De Bijbel over het geven van namen

Het was na de schepping de eerste taak van de mens om elk diersoort een naam te geven (Genesis 2:19-20). Een naam geeft betekenis, het helpt ons te weten wat iets is. Zo geven we elkaar ook namen.

Iemands naam zegt veel over wie hij is, wat hij heeft gedaan of wat we van de persoon verwachten. Vroeger was dit nog sterker dan nu.

Naam = karaktereigenschap
Zoals wij iemand een bijnaam (of scheldnaam) geven vanwege een bepaalde actie of karaktertrek, werd in de tijd van de Bijbel een naam voor iemand gekozen die de kern van wie hij was uitdrukte. Het beschreef zegmaar zijn identiteit. Het was een soort getuigenis over wie iemand was. Iemands naam hing vaak samen met een bijzondere gebeurtenis rond zijn geboorte of zijn karakter. Bijvoorbeeld:

  • Eva = ‘degene die leven geeft’ (Genesis 3:20)
  • Seth = ‘vervanging, schadeloosstelling (Genesis 4:25)
  • Noach = ‘rust, troost’ (Genesis 5:29
  • Ismaël = ‘God verhoort’ (Genesis 16:11)
  • Jakob en Esau = ‘bedrieger’ en ‘de harige’ (Genesis 25:25)

Tijd voor een nieuwe naam
Soms veranderde iemands naam na een ontmoeting met God, omdat dan ook zijn hele leven veranderde. Bijvoorbeeld:

  • Abram (‘vader is hoog’) wordt Abraham (‘vader van vele volken’)
  • Jakob (‘bedrieger’) wordt Israël (‘Hij die strijdt met God’)
  • Simon (‘verhoring’) wordt Petrus (‘rots’)

Welke namen heeft God en wat zegt dat over zijn karakter?

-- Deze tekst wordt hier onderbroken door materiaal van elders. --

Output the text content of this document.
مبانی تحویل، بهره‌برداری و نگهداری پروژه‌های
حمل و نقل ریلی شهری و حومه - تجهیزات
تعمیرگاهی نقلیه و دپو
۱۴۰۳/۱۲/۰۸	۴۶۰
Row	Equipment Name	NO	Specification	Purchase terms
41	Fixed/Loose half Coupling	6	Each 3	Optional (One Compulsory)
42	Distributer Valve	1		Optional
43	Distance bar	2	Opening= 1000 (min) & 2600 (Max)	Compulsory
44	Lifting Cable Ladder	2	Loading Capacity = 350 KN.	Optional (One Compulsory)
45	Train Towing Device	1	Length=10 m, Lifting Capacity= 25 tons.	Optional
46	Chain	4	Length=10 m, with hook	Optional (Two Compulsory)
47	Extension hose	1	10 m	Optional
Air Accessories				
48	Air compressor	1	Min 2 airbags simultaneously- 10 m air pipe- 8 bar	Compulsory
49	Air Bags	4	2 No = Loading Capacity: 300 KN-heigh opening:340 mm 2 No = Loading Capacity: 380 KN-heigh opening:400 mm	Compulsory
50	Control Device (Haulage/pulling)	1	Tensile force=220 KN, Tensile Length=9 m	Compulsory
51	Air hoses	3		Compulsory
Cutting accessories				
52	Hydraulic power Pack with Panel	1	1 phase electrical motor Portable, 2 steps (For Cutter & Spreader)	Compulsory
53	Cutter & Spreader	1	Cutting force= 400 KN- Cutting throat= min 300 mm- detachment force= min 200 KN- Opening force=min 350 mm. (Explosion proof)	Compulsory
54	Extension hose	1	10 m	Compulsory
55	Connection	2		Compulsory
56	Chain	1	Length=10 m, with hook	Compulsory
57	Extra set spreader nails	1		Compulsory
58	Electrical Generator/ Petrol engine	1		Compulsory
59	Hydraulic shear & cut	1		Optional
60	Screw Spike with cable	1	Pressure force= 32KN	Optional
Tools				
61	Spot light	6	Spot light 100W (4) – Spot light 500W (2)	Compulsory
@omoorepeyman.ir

God heeft veel namen. Elke naam leert ons iets over Gods karakter. We leren Hem daardoor dus kennen. Bijvoorbeeld bij Mozes. Hij moet naar de Farao en weet dat hij hem zal vragen wie hem gestuurd heeft. Hij moet dus God´s naam weten, anders neemt de Farao hem niet serieus. God vertelt daarom wie Hij is. Hij zegt namelijk: “Ik ben er en ik zal er zijn”. Dat laat dus heel duidelijk iets zien over wie God is. Je mag daarom weten dat God overal is. En altijd bij je is. Gisteren, vandaag en de komende jaren.

Naam = eigenschap van God
Elke naam van God zegt iets over zijn karakter. Een selectie van een aantal namen en dus eigenschappen van God:

  • Jah = God die redt (Psalm 68:5c)
  • Jahwe Jireh = De HEER (voor)ziet (Gen. 22:14)
  • Jahwe Jilachem = De HEER zal voor u strijden (Exodus 14:14)
  • Jahwe Rophecha = Ik, de HEER, ben het die jullie geneest (Exodus 15:26)
  • Jahwe Nissi = De HEER is mijn banier (Exodus 17:15)
  • Jahwe Mekaddishkem = Ik, de HEER, heb jullie geheiligd (Exodus 31:13)
  • Jahwe Shalom = De HEER geeft rust (Rechters 6:24)
  • Jahwe Raah = De HEER is mijn herder (Psalm 23:1)
  • Jahwe Zidkenu = De HEER is onze gerechtigheid (Jeremia 23:1-6)
  • Jahwe Shammah = De HEER is daar (Ezechiël 48:35)
  • Jahwe Zebaoth = De HEER van de hemelse machten (1 Samuël 17:45)
  • Jahwe Melech = De HEER is koning (of de HEER regeert) (Psalm 2, 47 en 110)
  • El Shaddai = God, de Almachtige (Genesis 17:1)
  • El Eljon = Opstijgen, opgaan (Genesis 14:18-20)
  • El Olam = de eeuwige God (Genesis 21:33)
  • Immanuël = God met ons (Jesaja 7:14)

Wist je trouwens dat de naam van God (“ik ben er”) ongeveer 7000 keer in de Bijbel voorkomt? Het is de meest gebruikte naam voor God. En dat is uniek als je het vergelijkt met alle andere godsdiensten en namen van goden. Wij mogen weten dat God de allermachtigste is. Degene die altijd heeft bestaan. En vooral: degene die altijd overal is geweest, nu is en in de toekomst zal zijn.